Heavy Quark Energy Loss in the Hybrid Model
Andrea Beraudo, Jean F. Du Plessis, Daniel Pablos, Krishna Rajagopal
TL;DR
This work extends the Hybrid strong/weak coupling model to include heavy quarks, introducing a composite energy-loss description that smoothly bridges ultrarelativistic and non-relativistic regimes and a Local Color Neutralization mechanism for in-medium hadronization. By integrating perturbative production, holographic-inspired drag, Gaussian momentum diffusion, and in-medium recombination, the model delivers a coherent description of heavy-flavor observables across $R_{AA}$, $v_2$, and heavy baryon-to-meson ratios, matching data for charm and bottom hadrons and $b$-jets across centralities and $p_T$. The results indicate partial charm thermalization at low $p_T$ but non-negligible bottom non-thermalization, with the choice $\kappa_{HQ} \approx 4.4$ providing a reasonable balance between energy loss and flow, and emphasize the role of hadronization dynamics in shaping heavy-flavor observables. Overall, the paper establishes a unified framework to study heavy flavor and jet dynamics in QGP and points to future Bayesian analyses and improvements in diffusion modeling and hadronization treatment to further constrain transport properties of the QGP.
Abstract
Heavy quarks offer an invaluable hard probe of the droplets of quark gluon plasma (QGP) formed in heavy ion collisions at the LHC and RHIC. Given their large mass, they are predominantly produced in hard scattering processes at the earliest moment of a collision and given their rarity they almost never annihilate with a heavy antiquark subsequently. This means that they experience, and probe, the entire history of the expanding, cooling, droplet of QGP from hydrodynamization through hadronization. Quantitative measurements of heavy quark final state observables therefore give us access to information about the transport properties of QGP as well as about medium modifications of hadronization.
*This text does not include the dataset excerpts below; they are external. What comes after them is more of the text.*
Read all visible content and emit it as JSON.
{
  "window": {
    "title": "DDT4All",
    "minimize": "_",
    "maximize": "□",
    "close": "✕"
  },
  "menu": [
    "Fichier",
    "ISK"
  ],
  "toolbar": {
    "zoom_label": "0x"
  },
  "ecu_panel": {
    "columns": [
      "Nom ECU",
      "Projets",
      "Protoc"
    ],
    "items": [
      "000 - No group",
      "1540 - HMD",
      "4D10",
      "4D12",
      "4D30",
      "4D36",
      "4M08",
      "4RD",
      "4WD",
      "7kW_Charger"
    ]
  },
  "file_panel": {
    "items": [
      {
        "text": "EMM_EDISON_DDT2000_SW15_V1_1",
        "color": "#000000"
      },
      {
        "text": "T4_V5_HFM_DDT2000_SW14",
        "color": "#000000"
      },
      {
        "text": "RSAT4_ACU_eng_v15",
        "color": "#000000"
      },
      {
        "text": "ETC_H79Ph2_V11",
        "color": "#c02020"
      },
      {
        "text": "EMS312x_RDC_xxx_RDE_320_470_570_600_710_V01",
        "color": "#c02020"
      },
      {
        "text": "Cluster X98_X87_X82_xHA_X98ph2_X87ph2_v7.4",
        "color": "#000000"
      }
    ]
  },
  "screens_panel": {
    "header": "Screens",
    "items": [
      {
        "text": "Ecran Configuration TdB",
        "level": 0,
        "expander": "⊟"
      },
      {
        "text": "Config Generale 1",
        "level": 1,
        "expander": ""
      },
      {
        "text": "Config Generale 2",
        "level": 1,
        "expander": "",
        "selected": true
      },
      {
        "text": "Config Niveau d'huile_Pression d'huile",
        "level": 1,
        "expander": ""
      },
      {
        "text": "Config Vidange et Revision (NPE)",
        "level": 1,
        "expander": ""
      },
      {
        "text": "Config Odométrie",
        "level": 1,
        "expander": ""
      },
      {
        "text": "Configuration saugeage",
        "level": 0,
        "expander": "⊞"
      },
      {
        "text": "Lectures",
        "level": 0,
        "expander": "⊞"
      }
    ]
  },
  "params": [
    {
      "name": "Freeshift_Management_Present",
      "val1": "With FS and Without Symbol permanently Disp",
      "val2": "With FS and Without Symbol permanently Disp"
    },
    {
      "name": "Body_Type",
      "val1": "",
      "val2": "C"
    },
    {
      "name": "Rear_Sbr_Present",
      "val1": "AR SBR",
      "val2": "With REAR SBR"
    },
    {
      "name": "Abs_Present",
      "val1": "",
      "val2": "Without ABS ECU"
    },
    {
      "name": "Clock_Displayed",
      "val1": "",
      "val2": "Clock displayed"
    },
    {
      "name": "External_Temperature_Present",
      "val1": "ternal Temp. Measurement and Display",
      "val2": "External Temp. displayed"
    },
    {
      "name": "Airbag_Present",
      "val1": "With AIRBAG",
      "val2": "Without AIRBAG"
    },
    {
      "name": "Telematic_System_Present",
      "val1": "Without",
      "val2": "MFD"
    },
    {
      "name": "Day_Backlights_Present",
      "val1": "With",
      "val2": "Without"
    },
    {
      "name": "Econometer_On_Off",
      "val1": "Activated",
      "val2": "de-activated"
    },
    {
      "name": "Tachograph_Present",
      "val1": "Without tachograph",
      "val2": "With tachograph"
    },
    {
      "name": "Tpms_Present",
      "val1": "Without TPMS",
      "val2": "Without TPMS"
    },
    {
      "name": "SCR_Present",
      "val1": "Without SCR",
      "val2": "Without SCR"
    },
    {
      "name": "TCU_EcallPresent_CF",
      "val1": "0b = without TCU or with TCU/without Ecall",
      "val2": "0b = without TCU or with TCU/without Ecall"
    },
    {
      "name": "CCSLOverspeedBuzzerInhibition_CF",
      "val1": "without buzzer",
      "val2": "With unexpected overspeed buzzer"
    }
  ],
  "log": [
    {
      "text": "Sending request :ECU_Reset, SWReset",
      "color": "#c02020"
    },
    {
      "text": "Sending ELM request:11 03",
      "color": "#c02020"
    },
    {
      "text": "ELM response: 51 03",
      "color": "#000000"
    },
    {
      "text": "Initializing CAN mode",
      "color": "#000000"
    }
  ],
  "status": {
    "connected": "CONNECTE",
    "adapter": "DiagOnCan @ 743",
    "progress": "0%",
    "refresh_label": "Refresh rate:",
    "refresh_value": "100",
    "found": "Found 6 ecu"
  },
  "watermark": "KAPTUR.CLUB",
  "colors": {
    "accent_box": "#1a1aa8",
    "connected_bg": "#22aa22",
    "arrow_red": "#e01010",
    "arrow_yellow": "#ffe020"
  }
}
To date, the Hybrid strong/weak coupling Model of jet quenching has not included any implementation of the heavy-quark sector, which has made it impossible to confront its predictions with measurements of heavy quark and jet observables together, in a unified fashion. Here, we extend the Hybrid Model to investigate heavy quark observables for the first time. We introduce a strongly-coupled calculation of heavy-quark energy loss with the correct behavior when the heavy quarks are either ultrarelativistic or non-relativistic, Gaussian momentum broadening, and recombination of heavy quarks with medium partons using a local color neutralization model of hadronization. We compare our results for the suppression $R_{\rm AA}$ and azimuthal anisotropies $v_2$ of B- and D-mesons and $Λ_c$ baryons, the $R_{\rm AA}$ of B-tagged jets, as well as baryon-to-meson ratios, with available experimental data from ALICE, ATLAS and CMS.